Ucapan Abash terpotong saat melihat Sifa malah melepas rem*san tangannya dari kemeja Abash. Gadis itu melongokan wajahnya untuk melihat apa yang ada di belakang punggung pria yang berdiri di hadapannya saat ini, lebih tepatnya berdiri karena melindunginya.
"Itu jinak kan, Pak?" tanya Sifa tanpa mengalihkan pandangannya dari Empus yang saat ini tengah duduk di sebelah Quin.
Abash mengerutkan keningnya mendengar pertanyaan Sifa, Hingga wajah gadis itu menatap ke arahnya seolah menanti jawaban.
"Jinak, kalau gak ji___"
"Saya boleg pegang?" tanya Sifa memotong ucapan Abash lagi.
"Kamu yakin?"
"Hmm, iya.. Saya udah lama banget penasaran dengan bulu singa itu selembut apa."
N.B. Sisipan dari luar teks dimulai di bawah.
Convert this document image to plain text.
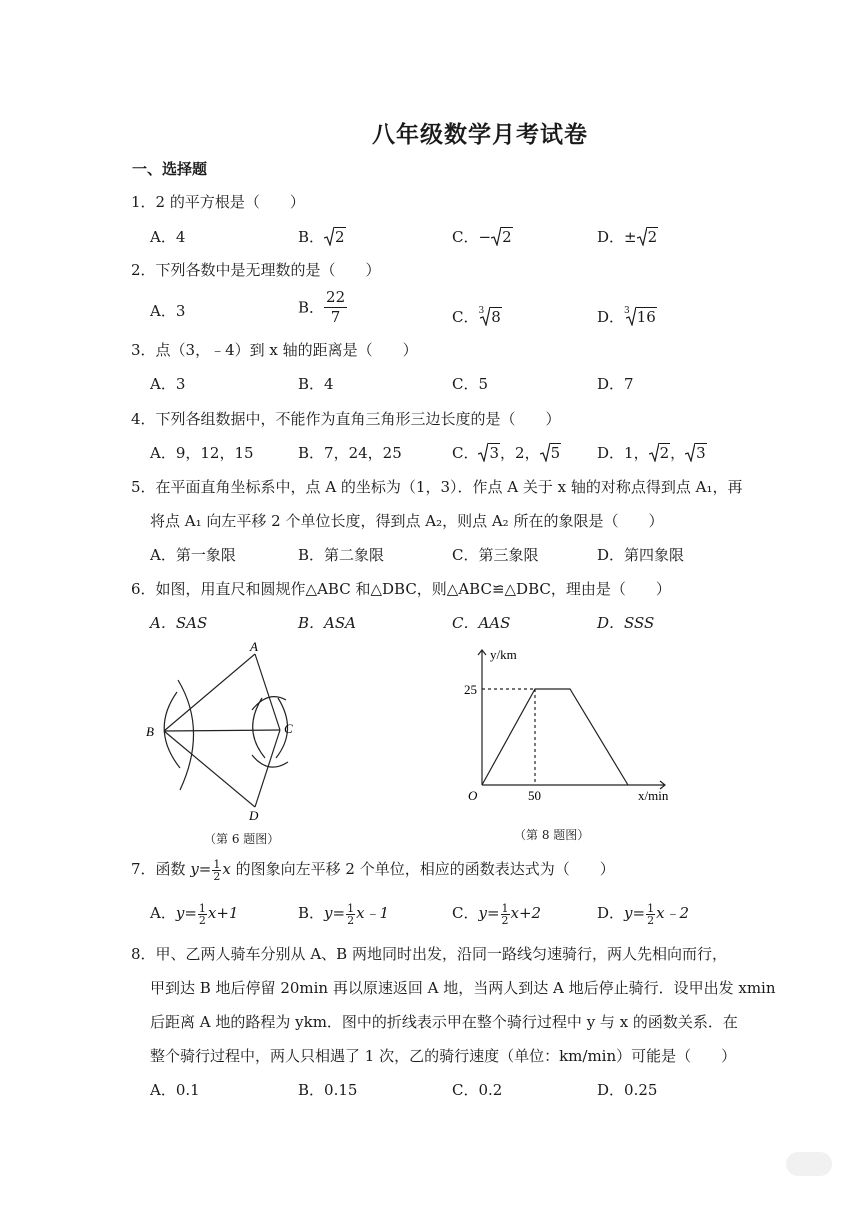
八年级数学月考试卷
一、选择题
1．2 的平方根是（　　）
A．4	B． 2	C．− 2	D．± 2
2．下列各数中是无理数的是（　　）
A．3	B． $\frac{22}{7}$	C．$^3$ 8	D．$^3$ 16
3．点（3，﹣4）到 x 轴的距离是（　　）
A．3	B．4	C．5	D．7
4．下列各组数据中，不能作为直角三角形三边长度的是（　　）
A．9，12，15	B．7，24，25	C． 3，2， 5 D．1， 2， 3
5．在平面直角坐标系中，点 A 的坐标为（1，3）．作点 A 关于 x 轴的对称点得到点 A₁，再
将点 A₁ 向左平移 2 个单位长度，得到点 A₂，则点 A₂ 所在的象限是（　　）
A．第一象限	B．第二象限	C．第三象限	D．第四象限
6．如图，用直尺和圆规作△ABC 和△DBC，则△ABC≌△DBC，理由是（　　）
A．SAS	B．ASA	C．AAS	D．SSS
A
B	C
D
（第 6 题图）
y/km
x/min
O
25
50
（第 8 题图）
7．函数 $y= \frac{1}{2}$ x 的图象向左平移 2 个单位，相应的函数表达式为（　　）
A．$y= \frac{1}{2} x+1$	B．$y= \frac{1}{2}$ x﹣1	C．$y= \frac{1}{2} x+2$	D．$y= \frac{1}{2}$ x﹣2
8．甲、乙两人骑车分别从 A、B 两地同时出发，沿同一路线匀速骑行，两人先相向而行，
甲到达 B 地后停留 20min 再以原速返回 A 地，当两人到达 A 地后停止骑行．设甲出发 xmin
后距离 A 地的路程为 ykm．图中的折线表示甲在整个骑行过程中 y 与 x 的函数关系．在
整个骑行过程中，两人只相遇了 1 次，乙的骑行速度（单位：km/min）可能是（　　）
A．0.1	B．0.15	C．0.2	D．0.25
Oke, Abash melongo. Gadis yang berdiri di hadapannya saat ini benar-benar unik.
"Pak," panggil Sifa karena melihat Abash yang hanya menatapnya dengan tatapan aneh.
Abash menghela napasnya pelan, pria itu membalikkan badannya ke arah Quin dan Empus.
"Empus, sini," panggil Abash.
Auumm ....
Sifa refleks merem*s kembali kemeja Abash. Gadis itu bersembunyi di punggung tegap sang bos.
Abash menoleh ke belakang dgn tangan yang menyuruh Empus berhenti.
"Kalau takut, saya akan suruh Quin untuk membawa kembali Empus ke taman."
"Jangan, Pak." pekik Sifa yang mana membuat semua orang mengernyitkan keningnya.
"Jangan, saya cuma terkejut aja. Saya mau kenalan sama empus, boleh?" tanya Sifa dengan mendongakkan kepalanya menatap wajah sang bos yang tengah menoleh ke arahnya.
"Oke."
Abash memanggil kembali Empus untuk mendekat ke arahnya. Pria itu pun berjongkok dengan di ikuti oleh Sifa yang juga ikut berjongkok. Abash membelai kepala Empus dan menangkup wajah berbulu itu.
__ADS_1
"Hei boy. Ada yang mau kenalan sama kamu,"
Auumm ...
"Ammpp..." Sifa kembali refleks memeluk lengan Abash, menyembunyikan wajahnya di sana.
"Jangan takut, Empus gak akan nyelakai kamu, kok." lirih Abash.
Sifa mengangkat pandangannya hingga manik matanya bertemu dengan manik mata Abash.
"Kamu harus percaya sama saya."
Sifa menganggukkan kepalanya. Abash meraih tangan Sifa dan membawanya kepada wajah Empus untuk di endus.
"Ehhh," Sifa refleks kembali menari tangannya saat merasakan dingin di hidung Empus.
Akan tetapi, sudut bibir Sifa tertarik karena ternyata Empus tak seagresif yang di pikirkan. Perlahan, senyum Sifa pun mengembang. Satu tangannya lagi ter-ulur untuk menangkup wajah Empus.
"Hai, aku Sifa," ujar Sifa kepada empus.
Empus yang merasa jika Sifa adalah orang baik, langsung mengendus wajah Sifa, sehingga membuat gadis itu memekik terkejut dan terjatuh menimpa tubuh Abash. Hingga posisi mereka saat ini, di mana Sifa berada di atas pangkuan Abash. sedangkan tangan pria itu refleks memeluk Sifa.
Sifa terkekeh di saat Empus menjilat wajahnya, sehingga membuat sesuatu dalam hati Abash menghangat.
"Pa, perhatikan deh, Abash terlihat nyaman ya dengan Sifa," bisik Mama Kesya.
"Hmm, Mama benar. Mana pernah Abash sedekat itu dengan orang asing."
"Atau, jangan-jangan mereka punya hubungan lagi?" tebak Mama Kesya.
"Jangan berfikiran yang aneh-aneh dulu. Karena Papa lihat, Sifa juga dekat dengan Arash."
Papa Arka menghela napasnya pelan. "Sudah tugas kita untuk mengingatkan mereka."
"Iya, Papa benar. Semoga saja mereka tak mencintai gadis yang sama."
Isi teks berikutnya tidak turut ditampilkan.